SAN FRANCISCO (Reuters) - Detroit Tigers ace Justin Verlander embraced the challenge of returning home 2-0 down to the San Francisco Giants in the World Series and envisioned a storybook finish for the American League champions.
"It's lined up to be storybook, we just got to make it happen," said Verlander, whose sub-par start in an 8-3 loss in the World Series opener got the Tigers off on the wrong foot.
"Those guys have been storybook this far. It would be nice to reverse the roles," the hard-throwing Verlander told reporters in the back room of the clubhouse after Thursday's 2-0 loss in Game Two.
Detroit swept the Yankees in four games in the AL Championship Series and had to wait for the Giants to come back from 3-1 down to advance against the St. Louis Cardinals.
That followed another backs-to-the-wall predicament against the Cincinnati Reds in the Division Series, in which the Giants dropped the first two and had to win the last three on the road.
Those fightbacks painted the Giants as the comeback kings with six do-or-die victories in two rounds of the postseason.
Now it is the Tigers who must roar back if they intend to capture their first World Series crown in 28 years.
"They are up 2-0. They don't know what to do with that," Verlander joked about the Giants suddenly being the frontrunners. "They're playing great baseball, everything is going their way. Hopefully things turn."
Verlander, the 2011 Cy Young and MVP of the American League who had been 7-0 in his last seven starts, said he believed Detroit had suffered from their layoff.
"We played for eight months now, counting spring training, and you don't have more than one day off besides the All-Star break and all of a sudden you get five or six," he said.
"We just lost. We've got to go back home and win three there and win one here."
Detroit slugger Miguel Cabrera, who became the first player to win the Triple Crown in 45 years by leading the league in home runs (44), runs batted in (139) and batting average (.330) said the Tigers' attack had been sluggish.
"Our game is like slow a little bit," Cabrera said after San Francisco pitching held them to just two hits on Thursday. "We have to pick it up a little bit, be more aggressive. Get more confidence trying to win the first one."
Cabrera also felt the layoff had affected the Tigers.

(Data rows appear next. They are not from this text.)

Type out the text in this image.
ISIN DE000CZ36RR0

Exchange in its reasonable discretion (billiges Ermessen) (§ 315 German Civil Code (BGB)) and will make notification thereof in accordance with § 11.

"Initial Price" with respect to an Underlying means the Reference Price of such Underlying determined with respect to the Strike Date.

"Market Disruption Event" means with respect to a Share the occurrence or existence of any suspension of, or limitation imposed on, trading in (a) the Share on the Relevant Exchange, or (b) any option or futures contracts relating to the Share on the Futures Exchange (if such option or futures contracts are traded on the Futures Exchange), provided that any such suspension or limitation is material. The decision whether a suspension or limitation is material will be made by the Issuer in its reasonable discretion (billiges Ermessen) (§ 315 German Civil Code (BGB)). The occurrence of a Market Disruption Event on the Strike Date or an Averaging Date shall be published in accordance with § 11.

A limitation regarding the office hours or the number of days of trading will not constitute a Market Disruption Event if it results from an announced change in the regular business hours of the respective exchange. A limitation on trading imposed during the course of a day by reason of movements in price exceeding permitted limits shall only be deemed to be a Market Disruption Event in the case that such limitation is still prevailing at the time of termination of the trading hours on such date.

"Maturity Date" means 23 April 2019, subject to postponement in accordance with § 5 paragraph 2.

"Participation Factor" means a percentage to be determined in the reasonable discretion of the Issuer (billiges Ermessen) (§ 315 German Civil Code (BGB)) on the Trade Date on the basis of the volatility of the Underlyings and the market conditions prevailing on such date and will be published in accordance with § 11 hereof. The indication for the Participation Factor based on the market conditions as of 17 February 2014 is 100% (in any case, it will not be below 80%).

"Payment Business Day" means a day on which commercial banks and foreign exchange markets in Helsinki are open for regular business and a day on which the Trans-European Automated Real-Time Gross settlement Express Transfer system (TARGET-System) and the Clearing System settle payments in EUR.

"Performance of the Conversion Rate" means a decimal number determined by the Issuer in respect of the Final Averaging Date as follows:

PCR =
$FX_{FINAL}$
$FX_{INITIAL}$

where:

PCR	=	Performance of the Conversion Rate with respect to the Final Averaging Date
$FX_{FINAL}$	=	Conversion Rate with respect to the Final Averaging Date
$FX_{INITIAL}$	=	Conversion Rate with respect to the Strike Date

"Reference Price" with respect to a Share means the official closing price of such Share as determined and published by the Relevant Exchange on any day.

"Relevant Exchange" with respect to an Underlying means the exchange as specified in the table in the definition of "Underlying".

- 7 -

"Before we don't want to say a negative thing that it was going to affect us," he said. "But I think it affected us a little bit, slowed us up a little bit. But I think we're ready to step up and play better.
"It's baseball. It's not time to put your head down. I think we're going to try and go out and be more aggressive at home. I hope we go to Detroit and play our game over there, in our ballpark, in front of our fans and hopefully do well and win.
"I think we're going to be ready to play and make something happen."
The next three games of the best-of-seven Fall Classic will be in Detroit, if needed, with Game Three set for Saturday.